There’s also a lot of post-cyberpunk technology running about – there’s a rogue AI who, because of the lack of real-time cross-galaxy communication systems, has to ride the branching data-flow from Point A to Point B to get to another computer – but while it feels like a product of the mid-1990s, it doesn’t feel as dated as it could be. In part, that’s because Zettel avoids the specifics Hard SF would lust over, because they would have been made obsolete before the end of the decade. Sure, characters use physical media, but at least it’s not floppy disks. (And if you talked about the glories of touchscreen tablets utilizing cloud computing back in 1996, they would have burned you for a witch.)

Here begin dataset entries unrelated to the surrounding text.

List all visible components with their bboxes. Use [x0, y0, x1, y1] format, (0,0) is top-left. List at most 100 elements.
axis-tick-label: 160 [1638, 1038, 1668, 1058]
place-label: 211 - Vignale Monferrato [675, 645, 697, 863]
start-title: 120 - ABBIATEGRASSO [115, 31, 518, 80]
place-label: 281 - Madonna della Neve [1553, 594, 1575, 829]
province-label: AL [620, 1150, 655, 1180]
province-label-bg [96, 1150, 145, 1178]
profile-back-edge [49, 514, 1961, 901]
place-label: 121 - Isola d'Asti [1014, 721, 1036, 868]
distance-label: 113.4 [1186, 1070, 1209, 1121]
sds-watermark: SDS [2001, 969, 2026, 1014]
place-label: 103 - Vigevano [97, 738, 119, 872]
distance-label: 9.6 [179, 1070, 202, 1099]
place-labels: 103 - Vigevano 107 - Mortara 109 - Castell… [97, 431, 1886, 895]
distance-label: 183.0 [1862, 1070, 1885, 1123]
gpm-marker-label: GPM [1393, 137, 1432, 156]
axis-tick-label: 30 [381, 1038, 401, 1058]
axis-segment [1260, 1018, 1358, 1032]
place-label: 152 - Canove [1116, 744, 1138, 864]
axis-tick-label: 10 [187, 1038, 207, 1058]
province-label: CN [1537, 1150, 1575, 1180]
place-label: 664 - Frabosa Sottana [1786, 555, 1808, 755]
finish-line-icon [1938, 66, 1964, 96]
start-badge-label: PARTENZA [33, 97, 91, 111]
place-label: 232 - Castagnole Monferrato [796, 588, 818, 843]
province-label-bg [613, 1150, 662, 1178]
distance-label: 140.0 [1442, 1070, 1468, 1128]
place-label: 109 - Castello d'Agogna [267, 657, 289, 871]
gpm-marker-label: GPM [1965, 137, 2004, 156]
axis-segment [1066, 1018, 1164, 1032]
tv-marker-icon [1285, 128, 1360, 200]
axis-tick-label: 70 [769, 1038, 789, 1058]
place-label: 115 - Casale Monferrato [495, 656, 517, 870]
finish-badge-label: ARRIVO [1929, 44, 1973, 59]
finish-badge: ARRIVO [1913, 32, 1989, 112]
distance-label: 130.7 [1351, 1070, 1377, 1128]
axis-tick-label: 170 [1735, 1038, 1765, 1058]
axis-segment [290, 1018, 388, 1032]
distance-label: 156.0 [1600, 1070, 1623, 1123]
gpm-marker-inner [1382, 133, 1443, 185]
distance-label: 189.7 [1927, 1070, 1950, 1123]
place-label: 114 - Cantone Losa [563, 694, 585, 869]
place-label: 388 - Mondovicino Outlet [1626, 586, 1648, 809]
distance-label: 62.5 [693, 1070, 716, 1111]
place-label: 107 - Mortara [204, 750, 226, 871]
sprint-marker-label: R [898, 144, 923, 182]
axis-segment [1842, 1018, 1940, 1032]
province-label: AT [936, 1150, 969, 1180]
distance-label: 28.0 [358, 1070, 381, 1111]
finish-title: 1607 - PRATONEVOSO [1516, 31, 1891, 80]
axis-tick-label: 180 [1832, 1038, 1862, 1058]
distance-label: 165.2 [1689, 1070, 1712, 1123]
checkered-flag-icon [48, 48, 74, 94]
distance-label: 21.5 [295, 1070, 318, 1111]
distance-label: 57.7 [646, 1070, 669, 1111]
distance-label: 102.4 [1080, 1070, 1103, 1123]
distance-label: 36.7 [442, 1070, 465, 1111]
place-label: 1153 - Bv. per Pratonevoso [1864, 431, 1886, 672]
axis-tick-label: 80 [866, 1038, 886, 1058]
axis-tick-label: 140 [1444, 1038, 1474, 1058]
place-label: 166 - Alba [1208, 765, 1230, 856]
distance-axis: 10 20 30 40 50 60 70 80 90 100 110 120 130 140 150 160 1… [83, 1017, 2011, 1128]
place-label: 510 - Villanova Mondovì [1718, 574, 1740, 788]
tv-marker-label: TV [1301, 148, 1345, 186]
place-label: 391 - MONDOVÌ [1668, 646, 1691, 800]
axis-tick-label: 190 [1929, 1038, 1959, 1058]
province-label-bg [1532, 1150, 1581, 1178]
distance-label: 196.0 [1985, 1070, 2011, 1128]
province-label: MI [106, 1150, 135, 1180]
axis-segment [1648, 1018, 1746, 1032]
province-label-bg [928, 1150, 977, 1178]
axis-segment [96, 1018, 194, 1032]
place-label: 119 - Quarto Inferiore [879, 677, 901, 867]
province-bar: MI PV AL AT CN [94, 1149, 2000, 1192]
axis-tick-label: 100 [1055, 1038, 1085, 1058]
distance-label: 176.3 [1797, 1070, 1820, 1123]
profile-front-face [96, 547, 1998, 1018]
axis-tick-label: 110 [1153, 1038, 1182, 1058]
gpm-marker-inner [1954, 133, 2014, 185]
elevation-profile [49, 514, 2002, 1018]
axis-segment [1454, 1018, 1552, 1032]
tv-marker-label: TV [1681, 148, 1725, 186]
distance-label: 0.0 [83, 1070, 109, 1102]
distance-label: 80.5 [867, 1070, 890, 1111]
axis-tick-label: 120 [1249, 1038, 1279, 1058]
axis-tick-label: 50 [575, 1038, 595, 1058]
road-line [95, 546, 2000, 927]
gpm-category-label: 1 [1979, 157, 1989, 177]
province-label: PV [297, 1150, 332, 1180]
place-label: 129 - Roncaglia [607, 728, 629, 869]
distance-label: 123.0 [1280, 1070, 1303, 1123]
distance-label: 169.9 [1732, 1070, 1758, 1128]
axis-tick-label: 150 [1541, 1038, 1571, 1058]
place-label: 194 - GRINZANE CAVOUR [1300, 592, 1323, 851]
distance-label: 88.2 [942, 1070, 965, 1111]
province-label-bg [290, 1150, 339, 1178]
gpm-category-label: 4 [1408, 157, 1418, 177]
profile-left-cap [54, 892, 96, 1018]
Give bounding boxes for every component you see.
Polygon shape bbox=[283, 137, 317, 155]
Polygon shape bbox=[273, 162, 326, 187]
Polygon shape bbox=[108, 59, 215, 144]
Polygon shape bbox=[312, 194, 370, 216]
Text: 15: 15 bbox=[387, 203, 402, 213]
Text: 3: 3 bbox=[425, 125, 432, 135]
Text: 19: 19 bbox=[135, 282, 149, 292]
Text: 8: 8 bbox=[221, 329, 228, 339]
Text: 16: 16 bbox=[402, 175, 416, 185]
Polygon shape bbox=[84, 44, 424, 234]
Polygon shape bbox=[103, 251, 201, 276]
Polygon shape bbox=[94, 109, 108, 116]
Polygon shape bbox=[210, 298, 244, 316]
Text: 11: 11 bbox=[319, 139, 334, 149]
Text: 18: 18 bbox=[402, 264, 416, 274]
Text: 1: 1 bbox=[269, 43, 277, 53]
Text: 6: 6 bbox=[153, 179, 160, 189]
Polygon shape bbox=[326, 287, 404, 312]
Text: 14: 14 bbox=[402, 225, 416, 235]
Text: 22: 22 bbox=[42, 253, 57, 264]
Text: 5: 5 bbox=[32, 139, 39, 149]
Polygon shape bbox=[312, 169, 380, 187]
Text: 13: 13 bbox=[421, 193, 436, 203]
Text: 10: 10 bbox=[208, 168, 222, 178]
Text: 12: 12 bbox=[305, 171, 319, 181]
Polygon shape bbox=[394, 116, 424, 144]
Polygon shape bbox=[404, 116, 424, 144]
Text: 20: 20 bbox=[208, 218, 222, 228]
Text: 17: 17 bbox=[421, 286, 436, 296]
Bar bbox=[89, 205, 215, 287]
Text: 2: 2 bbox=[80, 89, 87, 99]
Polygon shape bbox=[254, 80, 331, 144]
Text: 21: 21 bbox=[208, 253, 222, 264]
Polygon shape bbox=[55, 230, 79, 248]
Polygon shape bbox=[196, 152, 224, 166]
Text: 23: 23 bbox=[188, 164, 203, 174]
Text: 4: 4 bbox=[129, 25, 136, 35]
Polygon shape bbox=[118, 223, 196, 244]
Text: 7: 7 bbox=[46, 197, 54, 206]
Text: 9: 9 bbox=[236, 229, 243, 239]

What we’ve got here is proper space opera: epic scale, sweeping scope, impressive setting ideas, complex and dominant mysteries waiting to be explored. The front cover sees Poul Anderson putting it “in the grand tradition of Asimov and Heinlein;” it is, at heart, an old-school science fiction adventure tale, albeit closer to Anderson’s works than the other two. Yet one inspired by the newer-generation of post-Star Wars space opera scribes—David Brin, CJ Cherryh, Vernor and Joan Vinge – with a heaping of post-cyberpunk techno-fetishism. If you’re a fan of any of those authors, space opera, or SF with mysteries attached, you should find Reclamation appealing. The flaws – uneven pacing, character bloat, dangling plot threads, rushed ending – are typical for a first novel, especially one this ambitious. It’s a mixed reading experience, and while I didn’t fall in love with it, I found a lot to like within its pages. An enjoyable if undistinguished space opera, conceptually savvy but lacking in its execution.
Sometimes I feel I’m being too harsh on a book, and this is one of those cases. Reclamation has a lot of first-novel-syndrome issues that detract from the reading experience. But when I got into it, the book breezed along, and I kept finding myself partway through a chapter well after I’d planned to stop reading for the night. Don’t expect a perfect novel, because that’s not what you’re going to get. You’ll need to overlook a number of flaws to truly enjoy it, and I could only get over some of them.